My contempt for the assignment was, after all, imperfect. Even now I routinely misquote the second sentence, but who could forget the first? I, too, dislike it has been on repeat in my head since 1993; when I open a laptop to write or a book to read: I, too, dislike it echoes in my inner ear. When a poet (including me) is being introduced at a reading, whatever else I hear, I hear: I, too, dislike it. When I teach I basically hum it. When somebody tells me as so many people have told me that they don’t get poetry in general or my poetry in particular and/or believe poetry is dead because it is either hackneyed or obscure: I, too, dislike it. Sometimes this refrain has the feel of negative rumination and sometimes a kind of manic, mantric affirmation, as close as I get to unceasing prayer.

What if we dislike or despise or hate poems because they are – every single one of them – failures? The poet and critic Allen Grossman tells a story (there are many versions of the story) that goes like this: you’re moved to write a poem because of some transcendent impulse to get beyond the human, the historical, the finite. But as soon as you move from that impulse to the actual poem, the song of the infinite is compromised by the finitude of its terms. So the poem is always a record of failure.
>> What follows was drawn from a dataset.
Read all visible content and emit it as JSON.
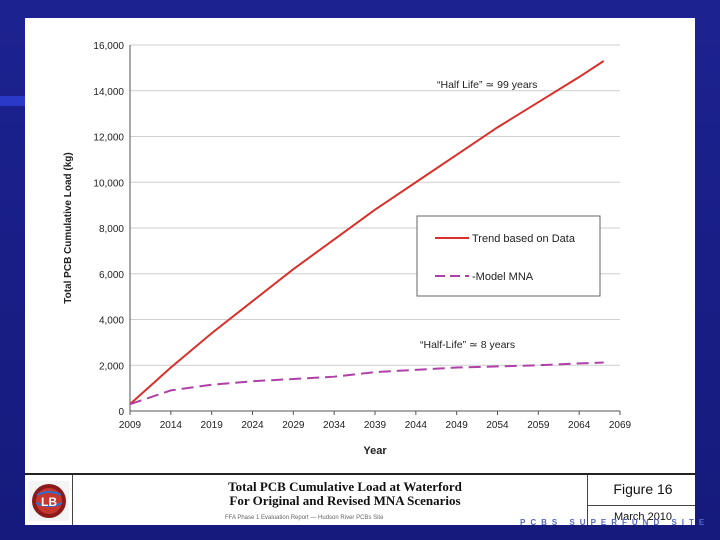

There’s an ‘undecidable conflict’ between the poet’s desire to make an alternative world and, as Grossman puts it, ‘resistance to alternative making inherent in the materials of which any world must be composed’. Writing about Hart Crane, Grossman develops his notion of a ‘virtual poem’ – what we might call poetry with a capital ‘P’, the abstract potentiality of the medium as felt by the poet when called on to write – and opposes it to the ‘actual poem’, which necessarily betrays the originary impulse. Grossman says actual poems are foredoomed by a ‘bitter logic’ that can’t be overcome by any level of virtuosity.

The fatal problem with poetry: poems. This helps explain why poets themselves celebrate poets who renounce writing. At university in the 1990s the coolest young poets I knew were reading Rimbaud and Oppen – two very great and very different writers who had in common their abandonment of the art (though Oppen’s was only temporary). Rimbaud stops at twenty or so and starts running guns; Oppen is silent for 25 years while living in Mexico to escape FBI inquiries into his labour organising. Rimbaud is the enfant terrible who burns through the sayable; Oppen is the poet of the left whose quiet is a sign of commitment. ‘Because I am not silent,’ Oppen wrote in a poem, ‘the poems are bad.’